In the United States, a condition is considered “rare” if it affects fewer than 200,000 people. In the United Kingdom a disease is considered rare if it affects fewer than 50,000 citizens. 80 percent of rare diseases are genetic in origin and thus are present throughout a person’s life even if the symptoms do not immediately appear. Approximately 50 percent of the people affected by rare diseases are children. 30 percent of children with a rare disease will not live to see their 5th birthday. And, approximately 50 percent of rare diseases do not have a disease specific foundation supporting or researching their rare disease.
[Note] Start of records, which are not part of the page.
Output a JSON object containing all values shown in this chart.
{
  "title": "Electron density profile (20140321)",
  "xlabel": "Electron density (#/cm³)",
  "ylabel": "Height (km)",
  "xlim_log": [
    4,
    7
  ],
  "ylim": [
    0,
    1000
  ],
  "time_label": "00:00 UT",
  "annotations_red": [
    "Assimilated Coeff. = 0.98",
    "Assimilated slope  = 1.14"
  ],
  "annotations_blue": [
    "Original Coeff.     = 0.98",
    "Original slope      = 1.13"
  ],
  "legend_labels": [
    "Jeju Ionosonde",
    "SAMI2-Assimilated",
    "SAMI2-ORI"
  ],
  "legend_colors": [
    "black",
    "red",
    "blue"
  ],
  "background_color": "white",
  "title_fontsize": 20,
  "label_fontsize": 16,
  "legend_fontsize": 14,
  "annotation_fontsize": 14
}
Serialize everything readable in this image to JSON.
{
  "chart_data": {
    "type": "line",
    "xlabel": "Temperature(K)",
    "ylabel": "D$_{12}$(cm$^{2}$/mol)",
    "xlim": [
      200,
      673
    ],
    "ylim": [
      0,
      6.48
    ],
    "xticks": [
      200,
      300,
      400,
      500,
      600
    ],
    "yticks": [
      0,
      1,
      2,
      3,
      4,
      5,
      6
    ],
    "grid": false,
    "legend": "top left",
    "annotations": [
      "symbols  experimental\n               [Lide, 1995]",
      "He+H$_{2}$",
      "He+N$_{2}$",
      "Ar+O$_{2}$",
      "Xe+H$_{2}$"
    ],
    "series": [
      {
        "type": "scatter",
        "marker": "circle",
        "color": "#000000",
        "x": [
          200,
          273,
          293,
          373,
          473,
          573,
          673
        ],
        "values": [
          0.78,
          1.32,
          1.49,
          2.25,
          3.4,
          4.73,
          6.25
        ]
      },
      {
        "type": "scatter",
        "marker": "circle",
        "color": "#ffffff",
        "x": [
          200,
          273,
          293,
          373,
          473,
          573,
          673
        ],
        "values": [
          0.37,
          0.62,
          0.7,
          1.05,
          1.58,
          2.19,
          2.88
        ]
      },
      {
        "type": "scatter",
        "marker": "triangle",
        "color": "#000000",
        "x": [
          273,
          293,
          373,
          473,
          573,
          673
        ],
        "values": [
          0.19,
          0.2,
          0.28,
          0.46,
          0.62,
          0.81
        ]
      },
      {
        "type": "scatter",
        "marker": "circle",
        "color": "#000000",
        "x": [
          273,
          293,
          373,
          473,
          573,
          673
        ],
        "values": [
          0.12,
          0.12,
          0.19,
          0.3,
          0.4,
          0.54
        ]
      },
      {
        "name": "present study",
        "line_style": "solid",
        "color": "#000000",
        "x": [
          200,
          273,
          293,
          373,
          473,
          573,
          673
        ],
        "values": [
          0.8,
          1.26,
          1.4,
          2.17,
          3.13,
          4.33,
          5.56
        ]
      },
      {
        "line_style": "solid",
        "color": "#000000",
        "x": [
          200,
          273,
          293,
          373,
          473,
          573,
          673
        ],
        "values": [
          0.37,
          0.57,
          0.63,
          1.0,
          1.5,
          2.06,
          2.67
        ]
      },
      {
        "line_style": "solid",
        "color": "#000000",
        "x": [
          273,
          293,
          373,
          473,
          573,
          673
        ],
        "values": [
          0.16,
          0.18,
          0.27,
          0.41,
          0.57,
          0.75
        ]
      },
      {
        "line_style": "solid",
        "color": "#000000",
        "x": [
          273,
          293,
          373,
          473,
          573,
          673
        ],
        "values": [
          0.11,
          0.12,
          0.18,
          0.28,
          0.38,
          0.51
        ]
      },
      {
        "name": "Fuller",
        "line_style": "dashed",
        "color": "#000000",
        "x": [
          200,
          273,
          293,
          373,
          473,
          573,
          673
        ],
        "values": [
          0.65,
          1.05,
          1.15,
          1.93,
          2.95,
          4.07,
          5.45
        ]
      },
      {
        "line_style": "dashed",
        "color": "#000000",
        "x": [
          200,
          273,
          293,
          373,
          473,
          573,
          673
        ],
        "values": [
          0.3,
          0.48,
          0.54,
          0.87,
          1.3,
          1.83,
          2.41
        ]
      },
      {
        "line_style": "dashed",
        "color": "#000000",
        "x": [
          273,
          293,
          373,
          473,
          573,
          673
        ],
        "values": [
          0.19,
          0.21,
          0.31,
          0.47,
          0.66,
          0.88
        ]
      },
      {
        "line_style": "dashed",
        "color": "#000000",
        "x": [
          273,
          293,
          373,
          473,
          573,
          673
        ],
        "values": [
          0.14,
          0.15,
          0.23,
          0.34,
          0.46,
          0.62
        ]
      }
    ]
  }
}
UNDIAGNOSED DISEASES NETWORK: In the United States, it has been estimated that 25 million Americans suffer from a rare disorder. Often times, these individuals go for long periods of time without a diagnosis. To aid these individuals, and to make progress in uncovering, understanding, and treating these disorders, the National Institutes of Health (NIH) established an intramural research program on undiagnosed diseases in 2008, known now as the Undiagnosed Diseases Program (UDP). Building on the success of this program in diagnosing both known and new diseases, the Common Fund’s Undiagnosed Diseases Network (UDN) aims to achieve this type of cross-disciplinary approach to disease diagnosis in academic medical centers around the United States. The NIH Common Fund’s Undiagnosed Diseases Network is promoting the use of genomic data in disease diagnosis and engaging basic researchers to elucidate the underlying disease mechanisms so that treatments may be identified. The program is also training clinicians in the use of contemporary genomic approaches to aid in disease diagnosis. The UDN was launched in 2013 and expanded in 2018.
CRACKING MEDICAL MYSTERIES WITH MATH: “Math is a powerful tool that allows us to understand physiology in a very precise way,” says Fadil Santosa, PhD, professor of mathematics and director of the U’s Institute for Mathematics and its Applications (IMA), “and it will continue to accelerate progress in the life sciences — the applications are limitless.” Dan Knights, PhD, assistant professor in the Department of Computer Science and Engineering, focuses on what he calls ‘hacking the microbiome’. “We look for patterns in the microbial communities in the gut that link to various diseases,” Knights explains, “and we use those patterns to help develop better therapeutics and diagnostics.” Jasmine Foo, PhD, a 2013-2015 McKnight Land Grant Assistant Professor in the U’s School of Mathematics, says, “When we understand better how tumors evolve, and how resistance to drug therapy evolves, ideally, we can design more effective combinations of therapies.” Foo is a quantitative modeler who relies heavily on probability theory, or the study of randomness, to do just that. Associate professor of mathematics Yoichiro Mori, MD, PhD, makes an important point when he says that this new era of math biology is not just a one-way street, with mathematicians giving and medicine taking. Armed with his newfound knowledge of physiology, Mori migrated into mathematical biology, digging deep into electrophysiology, the study of electrical activity in the body. Knights, Foo, and Mori are just three among the U’s veritable army of mathematicians, computational biologists, biostatisticians, and other specialists working to solve tough medical problems with math.